Winning and losing was again on a fine edge. Your correspondent lost a large part of a toe when, walking out of a portable toilet, he bludgeoned it into a surprise piece of punji-stake-metal-scaffolding-clumsily-left-by-Portuguese-scaffolder. In Australia it would result in violent retribution, in the U.S. violent litigation. In Portugal? A Sympathetic laugh and a free coffee. Matt Wilkinson saw the whole scenario play out in front of the portable toilets. “Not good” was Wilko’s response upon inspecting the wound.
Wilko was soon pondering his own fate when he managed to lose his heat despite stomping a rodeo flip. “A 720 rodeo!” Wilko would later qualify, bemused. But he lost clean—Gabriel Medina caught a wave that resembled something from the best day of the year at Padang Padang, throwing a dinky air at the end to seal it. Make no mistake, the waves here at Supertubos were as good this afternoon as most anything we’ve seen on Tour this year, and the fact it’s now happened four years in a row should not escape our attention. Supertubos should be in the plans of the Tour’s prospective 2014 overlords.
Speaking of which, the world title race will be down to one horse if Kelly manages to win here in Portugal. After cruising through his Round 1 heat, he promptly hung around the surfer’s area the rest of the day, crop spraying his aura over his peers—reminding them he was very much here. He settled in. His entourage, swelled by a Scottish chef and a small dog, moved in like a Gypsy family onto the surfers’ deck and took up residence. He grazed on health snacks, he stretched, he watched, he studied and he joked. He described the surf thus: “It’s kinda like Straddie with backwash, or Makaha.
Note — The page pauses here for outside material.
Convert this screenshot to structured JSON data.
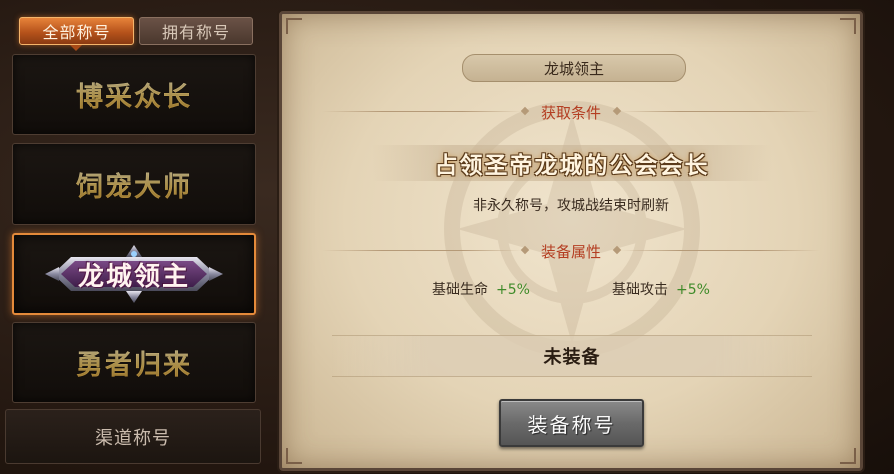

Straddie-kaha…ha ha!” He watched his old friend CJ rifle through a 10 that was an 11, complete with a pinball flipper exit. Kelly watched Jordy throw his board in front of CJ on the next wave—deliberately or not depends on where you stand—and Kelly recounts Andy performing a similar act in Mexico when Kelly was in his third 10-second barrel at Barra de la Cruz. Kelly owned it today. His mere presence can shift orbits, and that was surely his aim. He keeps winning and there’s no way he can lose.
Meanwhile, we played witness to one of the great displays of sportsmanship we’ve seen in this grey-area-sport of ours. We saw Michel Bourez—Tahitian, Spartan, heart of Pacific love—fly through a perfect 10 while the guy he vanquished by doing so, Jadson Andre—Brazilian, all happy teeth, a link between the new surfing world and the old—clapped him wholeheartedly with a smile that could bridge all oceans. If this was the defining moment of professional surfing we could all walk away from it happily tomorrow. Jadson, we hope your gesture today echoes into the future. Salut.